The glass ceiling phenomenon in the US and EU labor markets
The "glass ceiling" is a metaphor for the barriers facing women and various minorities in the workplace when they strive for promotion or other improvements in their career. Research published in the International Journal of Services and Operations Management, compares the phenomenon in the European Union and the U.S.
Saška Gavrilovska and Balasundram Maniam of the Sam Houston State University in Huntsville, Texas, U.S., have found that the glass ceiling has been raised somewhat in recent times with many women and members of minority groups achieving higher mid-level positions at many companies and institutions. However, the barrier is still very much in evidence in terms of limited opportunities to break through the glass ceiling to top-level management positions. The team suggests that personality differences, discrimination, and the challenges of motherhood and childcare often reinforce the glass ceiling.
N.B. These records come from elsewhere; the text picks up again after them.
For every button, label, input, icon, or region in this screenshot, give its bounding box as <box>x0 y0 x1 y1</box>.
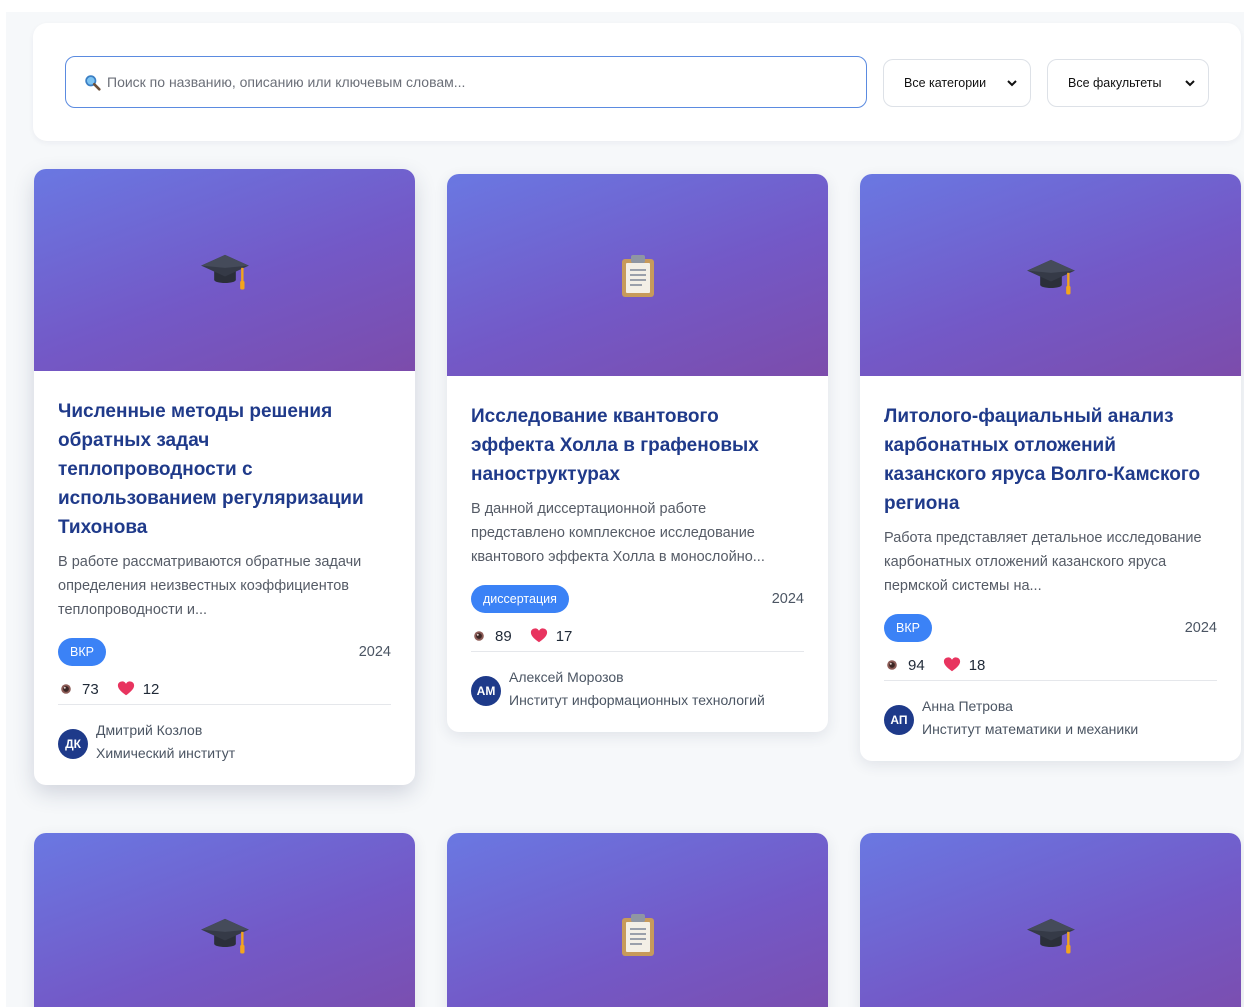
graduation-cap-icon <box>199 908 251 960</box>
clipboard-icon <box>614 249 662 301</box>
eye-icon <box>58 681 74 697</box>
eye-icon <box>884 657 900 673</box>
category-badge: ВКР <box>58 638 106 666</box>
faculty-select[interactable]: Все факультеты <box>1047 59 1209 107</box>
eye-icon <box>471 628 487 644</box>
views-count: 94 <box>908 656 925 674</box>
author-name: Дмитрий Козлов <box>96 722 203 738</box>
category-badge: ВКР <box>884 614 932 642</box>
graduation-cap-icon <box>1025 249 1077 301</box>
clipboard-icon <box>614 908 662 960</box>
heart-icon[interactable] <box>943 656 961 674</box>
card-year: 2024 <box>771 591 804 607</box>
author-institute: Институт информационных технологий <box>509 692 765 708</box>
author-name: Анна Петрова <box>922 698 1013 714</box>
graduation-cap-icon <box>1025 908 1077 960</box>
card-cover <box>447 833 828 1007</box>
chevron-down-icon <box>1185 80 1195 87</box>
card-year: 2024 <box>358 644 391 660</box>
chevron-down-icon <box>1007 80 1017 87</box>
card-description: В работе рассматриваются обратные задачи… <box>58 554 362 618</box>
avatar: АП <box>884 705 914 735</box>
likes-count: 17 <box>555 627 573 645</box>
filter-bar: Все категории Все факультеты <box>33 23 1241 141</box>
author-block: ДК Дмитрий Козлов Химический институт <box>58 719 391 765</box>
card-year: 2024 <box>1184 620 1217 636</box>
category-select-value: Все категории <box>904 76 987 90</box>
search-box[interactable] <box>65 56 867 108</box>
views-count: 73 <box>82 680 99 698</box>
graduation-cap-icon <box>199 244 251 296</box>
work-card[interactable] <box>860 833 1241 1007</box>
avatar: АМ <box>471 676 501 706</box>
category-badge: диссертация <box>471 585 569 613</box>
heart-icon[interactable] <box>530 627 548 645</box>
card-cover <box>34 833 415 1007</box>
author-institute: Институт математики и механики <box>922 721 1139 737</box>
card-description: Работа представляет детальное исследован… <box>884 530 1202 594</box>
card-description: В данной диссертационной работе представ… <box>471 501 765 565</box>
work-card[interactable] <box>34 833 415 1007</box>
author-block: АП Анна Петрова Институт математики и ме… <box>884 695 1217 741</box>
faculty-select-value: Все факультеты <box>1068 76 1162 90</box>
search-icon <box>85 74 101 91</box>
card-cover <box>860 174 1241 376</box>
card-cover <box>860 833 1241 1007</box>
card-cover <box>447 174 828 376</box>
likes-count: 12 <box>142 680 160 698</box>
author-name: Алексей Морозов <box>509 669 624 685</box>
likes-count: 18 <box>968 656 986 674</box>
work-card[interactable]: Численные методы решения обратных задач … <box>34 169 415 785</box>
work-card[interactable]: Литолого-фациальный анализ карбонатных о… <box>860 174 1241 761</box>
avatar: ДК <box>58 729 88 759</box>
search-input[interactable] <box>107 74 847 90</box>
page: Все категории Все факультеты Численные м… <box>6 12 1244 1007</box>
card-title[interactable]: Исследование квантового эффекта Холла в … <box>471 402 804 489</box>
category-select[interactable]: Все категории <box>883 59 1031 107</box>
card-title[interactable]: Литолого-фациальный анализ карбонатных о… <box>884 402 1217 518</box>
card-cover <box>34 169 415 371</box>
views-count: 89 <box>495 627 512 645</box>
work-card[interactable]: Исследование квантового эффекта Холла в … <box>447 174 828 732</box>
author-institute: Химический институт <box>96 745 236 761</box>
heart-icon[interactable] <box>117 680 135 698</box>
card-title[interactable]: Численные методы решения обратных задач … <box>58 397 391 542</box>
author-block: АМ Алексей Морозов Институт информационн… <box>471 666 804 712</box>
work-card[interactable] <box>447 833 828 1007</box>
Earlier work and common experience suggest that there remain significant inequities between men and women and between majority and minority groups. Pay and grade disparities remain strong. To reduce workplace discrimination and promote gender and equality in general, there is a need for improved rights and policies, which should be adopted by companies and enacted in law. The EU and U.S. do have in place policies to improve rights, but there are many gaps, oversights, and loopholes that mean the glass ceiling, while slightly higher than in the past, remains a major barrier for women and minority groups.